Our oldest dog, who turned fifteen in April, has apparently developed Canine Dysfunction Syndrome. It’s a not uncommon ailment of geriatric pooches. Call it the canine version of Alzheimer’s. Unfortunately for us, it manifests in sustained barking in the middle of the night, for apparently no reason other than to feel alive, get the humans he can’t hear anymore to show they’re still in the house and maybe go sniff the air in the backyard. There’s not all that much we can do about it – at some point one of us is going to have to take some valium, either the dog or Mrs Thomson and I. Considering that he’s still healthy, other than being deaf and suffering some lameness in a rear leg, we could be living with the demented dog for a long time yet. Scratching the yippy guy behind the ears last night, it occurred to me that some day, I’ll likely be just as annoying to whoever ends up being my caregiver when I’m a senile old coot, and that thought did give my patience a boost. We don’t know how long he’ll be with us – I’ve always said that he’s the kind who’ll go fast, unlike his sister who we saw decline over the better part of a year before she reached the end.
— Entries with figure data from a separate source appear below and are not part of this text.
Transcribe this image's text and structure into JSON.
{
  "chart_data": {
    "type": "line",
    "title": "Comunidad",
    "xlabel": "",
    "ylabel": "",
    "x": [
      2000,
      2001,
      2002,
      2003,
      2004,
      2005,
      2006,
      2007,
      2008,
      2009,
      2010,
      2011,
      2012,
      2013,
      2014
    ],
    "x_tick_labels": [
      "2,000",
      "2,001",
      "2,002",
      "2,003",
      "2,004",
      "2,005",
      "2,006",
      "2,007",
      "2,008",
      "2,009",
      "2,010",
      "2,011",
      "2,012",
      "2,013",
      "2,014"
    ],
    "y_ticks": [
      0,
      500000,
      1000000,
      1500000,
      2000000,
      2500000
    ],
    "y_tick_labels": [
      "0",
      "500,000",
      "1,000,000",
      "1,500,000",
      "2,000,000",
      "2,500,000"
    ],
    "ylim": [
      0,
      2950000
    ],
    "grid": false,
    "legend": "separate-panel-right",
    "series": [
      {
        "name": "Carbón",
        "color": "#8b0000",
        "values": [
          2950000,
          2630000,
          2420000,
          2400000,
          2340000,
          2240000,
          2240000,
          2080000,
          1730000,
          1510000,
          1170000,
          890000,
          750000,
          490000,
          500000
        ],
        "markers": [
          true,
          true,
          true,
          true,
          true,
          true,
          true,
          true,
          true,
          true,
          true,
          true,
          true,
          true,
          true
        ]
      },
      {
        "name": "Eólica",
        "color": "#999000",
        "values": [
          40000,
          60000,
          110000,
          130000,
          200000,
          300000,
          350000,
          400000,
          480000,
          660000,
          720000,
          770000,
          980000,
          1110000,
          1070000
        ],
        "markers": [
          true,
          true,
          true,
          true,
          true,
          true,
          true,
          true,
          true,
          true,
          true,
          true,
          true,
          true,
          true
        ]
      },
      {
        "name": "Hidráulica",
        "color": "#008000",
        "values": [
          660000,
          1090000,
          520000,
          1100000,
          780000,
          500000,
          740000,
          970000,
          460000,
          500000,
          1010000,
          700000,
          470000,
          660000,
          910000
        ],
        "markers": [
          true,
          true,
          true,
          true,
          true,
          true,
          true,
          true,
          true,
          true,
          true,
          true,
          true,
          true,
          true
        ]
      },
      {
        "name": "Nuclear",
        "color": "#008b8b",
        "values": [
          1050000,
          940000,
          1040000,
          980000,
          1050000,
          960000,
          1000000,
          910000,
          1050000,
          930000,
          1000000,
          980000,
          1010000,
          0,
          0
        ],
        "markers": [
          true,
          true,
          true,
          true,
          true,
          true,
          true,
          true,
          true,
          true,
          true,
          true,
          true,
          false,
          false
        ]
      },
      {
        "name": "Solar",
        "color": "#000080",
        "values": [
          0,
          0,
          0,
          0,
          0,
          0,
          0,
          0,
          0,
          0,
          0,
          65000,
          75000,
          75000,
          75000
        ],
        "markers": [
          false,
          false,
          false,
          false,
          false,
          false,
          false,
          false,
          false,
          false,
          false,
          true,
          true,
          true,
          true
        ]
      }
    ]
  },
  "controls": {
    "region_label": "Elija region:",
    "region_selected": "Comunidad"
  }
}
I can’t say that the sleepus interruptus hasn’t impacted my writing because it has. It’s a bit harder to rev up the old authorly engines when you’re yawning all the time. Nonetheless, I’m almost one-fifth into the first draft of the third Dunmoore adventure. As with my previous books, I went down the wrong track at first, though this time I realized it much earlier than before. I guess it’s something that I have to do – start telling a story until I can figure out it wasn’t quite the story I wanted to tell, so that I can find the right one. When I was writing The Path of Duty, I didn’t get to the point of realization until I had 110 pages written, half of which I ended up having to toss out, setting me back almost a month. I always know when I’m not happy with what I’m creating: after days or weeks of frenetic work, things grind to a halt and no amount of self-prodding gets me going again. At least I seem to be getting better at not investing too much effort before waking up to the fact that I need to re-orient myself. I was only at page 65 when it dawned on me earlier this week that what I was writing wasn’t quite right, and I can reuse pretty much all of it with the appropriate modifications to reorient the storyline. I suppose I should be glad that an old dog like me can still learn new tricks, even if it takes me a while.